En cette fin de journée, elle marchait lentement sur le chemin qui la ramenait à son modeste appartement. Les rues de l'île de Baiame étaient paisibles, baignées de la douce lumière du crépuscule. Les oiseaux chantaient leur dernier refrain du jour, et le vent caressait doucement les feuilles des arbres, créant une symphonie naturelle apaisante, bien loin de la somptuosité de la chambre qu'elle partageait autrefois avec le roi de Faerghus.
Alors qu'elle tournait au coin d'une rue perdue dans ses pensées, un jeune homme la frôla en passant à côté d'elle. Le contact, bien que léger, la fit s'arrêter net. Une vive douleur transperça sa poitrine, mêlée à une pointe d'espoir. Elle leva les yeux, scrutant la grande silhouette qui s'éloignait doucement. Quelque chose dans sa démarche, dans sa présence, lui était étrangement familier. Ses lèvres s'entrouvrirent, tremblantes, comme si elles prononçaient un mot interdit.

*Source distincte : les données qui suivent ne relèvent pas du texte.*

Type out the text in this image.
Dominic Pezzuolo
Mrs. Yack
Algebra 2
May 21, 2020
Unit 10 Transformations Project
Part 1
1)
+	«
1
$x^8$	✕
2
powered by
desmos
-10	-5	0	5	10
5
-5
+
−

« Dimitri ? » Sa voix était faible, presque inaudible. « Est-ce que c'est toi...? »
Le bleu azur de son regard, si profond et intense, était pour elle reconnaissable entre mille. Byleth se perdait dans l'espoir qu'il pourrait être celui qu'elle avait tant aimé, mais la peur d'une désillusion la tiraillait. Oserait-elle y croire, risquant de voir son monde s'effronder comme un château de cartes ?
Le restaurant d'Alexandre était fermé en ce jour, car il faisait de la livraison de repas pour des personnes isolés. Aujourd'hui, c'était la journée de la distribution et il avait gardé en dernière madame Rhéa car c'était surement l'une des dames qui livraient qui avait le plus besoin de parler suite au décès de son épouse. Comme toujours, Alexandre abordait un joli sourire avant de toquer à la porte de madame Rhéa et de lui dire : Bonjour madame Rhéa, c'est Alexandre ! Comment-vous allez ? Comme à son habitude, elle était installée sur le fauteuil entrain de chantonner en tricotant avant de s'asseoir vers elle, Dima rangeait la nourriture dans le frigo. Il s'approchait de la vieille dame avant d'embrasser le haut du crâne de cette dernière et de s'installer vers elle. Madame Rhéa, vos repas sont dans votre frigo ! Bien sûr que rien n'avait changé, elle l'avait encore pris pour son épouse et elle lui avait soufflé : Merci, ma chère Catherine..de prendre soin de moi. La démence était une maladie vraiment dur à vivre pour la personne concernée mais aussi pour son entourage. Parfois, madame Rhéa se souvenait que Catherine n'était pas là mais elle demandait où elle était et fondait en larmes lorsqu'on lui rappelait le décès de cette dernière.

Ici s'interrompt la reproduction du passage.